Anche in queste zone la viticoltura ha radici molto antiche, che risalgono ai popoli originariamente abitanti in queste vallate montane. La presenza del Prunent (Nebbiolo) in Ossola è accertata da più di 700 anni. Il primo accenno alla denominazione Ossola è del geografo Tolomeo vissuto nel II secolo d.C., che nomina una "Oskela Lepontion", Ossola dei Leponzi, in riferimento alle popolazioni di Leponzi che l'abitavano.
Riconosciuta Doc nel 2009, è la più giovane denominazione del territorio.

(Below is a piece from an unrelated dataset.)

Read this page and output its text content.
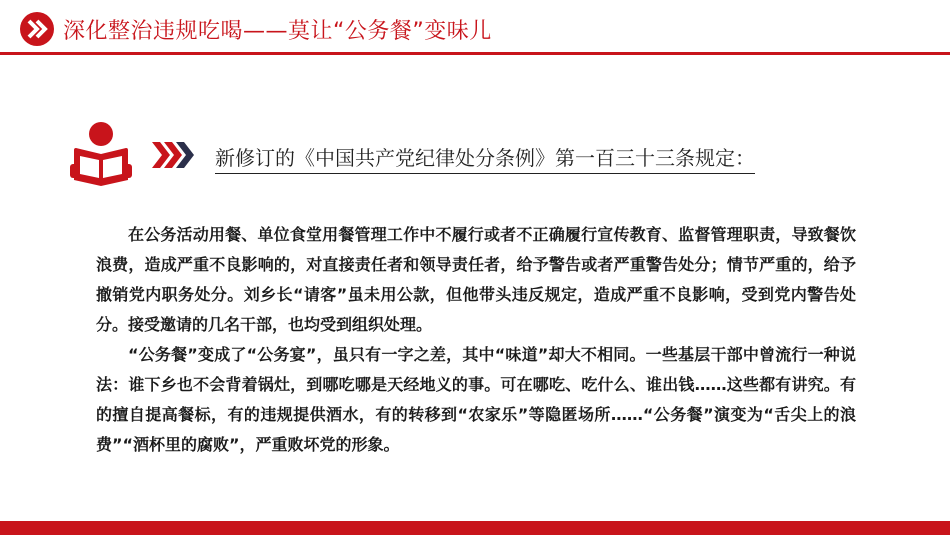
深化整治违规吃喝——莫让“公务餐”变味儿
新修订的《中国共产党纪律处分条例》第一百三十三条规定：

在公务活动用餐、单位食堂用餐管理工作中不履行或者不正确履行宣传教育、监督管理职责，导致餐饮浪费，造成严重不良影响的，对直接责任者和领导责任者，给予警告或者严重警告处分；情节严重的，给予撤销党内职务处分。刘乡长“请客”虽未用公款，但他带头违反规定，造成严重不良影响，受到党内警告处分。接受邀请的几名干部，也均受到组织处理。

“公务餐”变成了“公务宴”，虽只有一字之差，其中“味道”却大不相同。一些基层干部中曾流行一种说法：谁下乡也不会背着锅灶，到哪吃哪是天经地义的事。可在哪吃、吃什么、谁出钱……这些都有讲究。有的擅自提高餐标，有的违规提供酒水，有的转移到“农家乐”等隐匿场所……“公务餐”演变为“舌尖上的浪费”“酒杯里的腐败”，严重败坏党的形象。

La denominazione di origine controllata "Valli Ossolane" seguita dalla qualifica "Bianco" è riservata ai vini ottenuti da uve provenienti da vigneti aventi la seguente composizione ampelografica: Chardonnay per almeno il 60%; altri vitigni a bacca bianca non aromatici idonei nella Regione Piemonte per un massimo del 40%.

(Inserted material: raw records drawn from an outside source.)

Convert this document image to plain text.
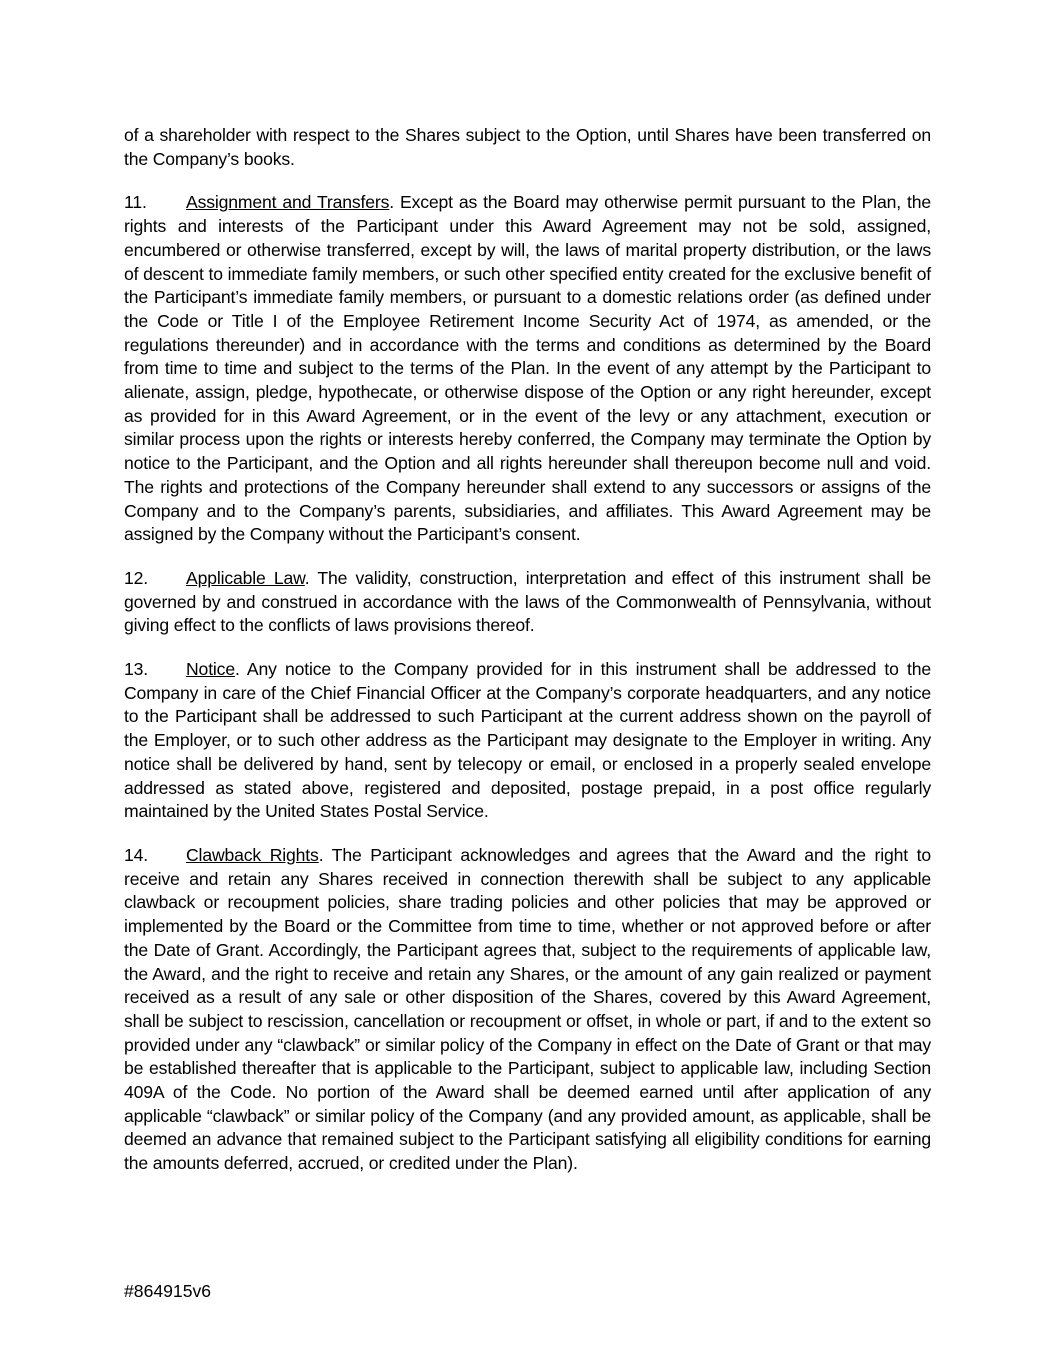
of a shareholder with respect to the Shares subject to the Option, until Shares have been transferred on the Company’s books.

11. Assignment and Transfers. Except as the Board may otherwise permit pursuant to the Plan, the rights and interests of the Participant under this Award Agreement may not be sold, assigned, encumbered or otherwise transferred, except by will, the laws of marital property distribution, or the laws of descent to immediate family members, or such other specified entity created for the exclusive benefit of the Participant’s immediate family members, or pursuant to a domestic relations order (as defined under the Code or Title I of the Employee Retirement Income Security Act of 1974, as amended, or the regulations thereunder) and in accordance with the terms and conditions as determined by the Board from time to time and subject to the terms of the Plan. In the event of any attempt by the Participant to alienate, assign, pledge, hypothecate, or otherwise dispose of the Option or any right hereunder, except as provided for in this Award Agreement, or in the event of the levy or any attachment, execution or similar process upon the rights or interests hereby conferred, the Company may terminate the Option by notice to the Participant, and the Option and all rights hereunder shall thereupon become null and void. The rights and protections of the Company hereunder shall extend to any successors or assigns of the Company and to the Company’s parents, subsidiaries, and affiliates. This Award Agreement may be assigned by the Company without the Participant’s consent.

12. Applicable Law. The validity, construction, interpretation and effect of this instrument shall be governed by and construed in accordance with the laws of the Commonwealth of Pennsylvania, without giving effect to the conflicts of laws provisions thereof.

13. Notice. Any notice to the Company provided for in this instrument shall be addressed to the Company in care of the Chief Financial Officer at the Company’s corporate headquarters, and any notice to the Participant shall be addressed to such Participant at the current address shown on the payroll of the Employer, or to such other address as the Participant may designate to the Employer in writing. Any notice shall be delivered by hand, sent by telecopy or email, or enclosed in a properly sealed envelope addressed as stated above, registered and deposited, postage prepaid, in a post office regularly maintained by the United States Postal Service.

14. Clawback Rights. The Participant acknowledges and agrees that the Award and the right to receive and retain any Shares received in connection therewith shall be subject to any applicable clawback or recoupment policies, share trading policies and other policies that may be approved or implemented by the Board or the Committee from time to time, whether or not approved before or after the Date of Grant. Accordingly, the Participant agrees that, subject to the requirements of applicable law, the Award, and the right to receive and retain any Shares, or the amount of any gain realized or payment received as a result of any sale or other disposition of the Shares, covered by this Award Agreement, shall be subject to rescission, cancellation or recoupment or offset, in whole or part, if and to the extent so provided under any “clawback” or similar policy of the Company in effect on the Date of Grant or that may be established thereafter that is applicable to the Participant, subject to applicable law, including Section 409A of the Code. No portion of the Award shall be deemed earned until after application of any applicable “clawback” or similar policy of the Company (and any provided amount, as applicable, shall be deemed an advance that remained subject to the Participant satisfying all eligibility conditions for earning the amounts deferred, accrued, or credited under the Plan).

#864915v6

La denominazione di origine controllata "Valli Ossolane" seguita dalla qualifica "Rosso" è riservata ai vini ottenuti da uve provenienti da vigneti aventi la seguente composizione ampelografica: Nebbiolo, Croatina, Merlot per almeno il 60% da soli o congiuntamente; altri vitigni a bacca rossa, non aromatici idonei nella Regione Piemonte, per un massimo del 40%.

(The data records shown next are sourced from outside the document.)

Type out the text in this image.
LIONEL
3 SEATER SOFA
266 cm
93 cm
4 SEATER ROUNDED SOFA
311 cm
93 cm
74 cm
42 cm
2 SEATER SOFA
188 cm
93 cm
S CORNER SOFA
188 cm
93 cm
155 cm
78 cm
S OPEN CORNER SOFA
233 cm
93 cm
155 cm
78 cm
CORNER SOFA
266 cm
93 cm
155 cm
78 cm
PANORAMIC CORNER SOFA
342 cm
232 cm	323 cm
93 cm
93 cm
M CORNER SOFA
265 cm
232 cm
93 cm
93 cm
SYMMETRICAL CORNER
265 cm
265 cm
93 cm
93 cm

La denominazione di origine controllata "Valli Ossolane" seguita da una delle specificazioni di cui appresso, è riservata ai vini ottenuti da uve provenienti da vigneti aventi, in ambito aziendale, la seguente composizione ampelografica. Nebbiolo e Nebbiolo Superiore: Nebbiolo 85%; possono concorrere altri vitigni a bacca nera, non aromatici, idonei alla coltivazione nella Regione Piemonte, fino ad un massimo del 15%.
-
ZONA DI PRODUZIONE
Beura Cardezza, Bognanco, Crevoladossola, Crodo, Domodossola, Masera, Montescheno, Montecrestese, Montescheno, Pallanzeno, Piedimulera, Pieve Vergonte, Premosello, Ornavasso, Trontano, Viganella, Villadossola, Vogogna.
-
SUOLO
Ambienti mossi e differenziati che ricordano eredità glaciali, costituiti da gruppi morenici complessi risultanti dall'unione di molti cordoni e dalla loro successiva erosione e separazione in grandi elementi a opera dei flussi fluvio-glaciali. I suoli delle colline, spesso rimescolati a causa dei terrazzamenti, sono moderatamente profondi e con scheletro ghiaioso frequente e con drenaggio ottimo. Sulle pendenze minori si alternano suoli più profondi, con tessiture, da franco-sabbiose a franco-limose.
-
CARATTERISTICHE
Colore: rosso rubino, intenso tendente al granato.
Profumo: vinoso intenso.
Gusto: asciutto, armonico.
Invecchiamento: Il Valli Ossolane Nebbiolo Superiore deve essere sottoposto ad un periodo di invecchiamento minimo di 13 mesi, di cui 6 in contenitori in legno.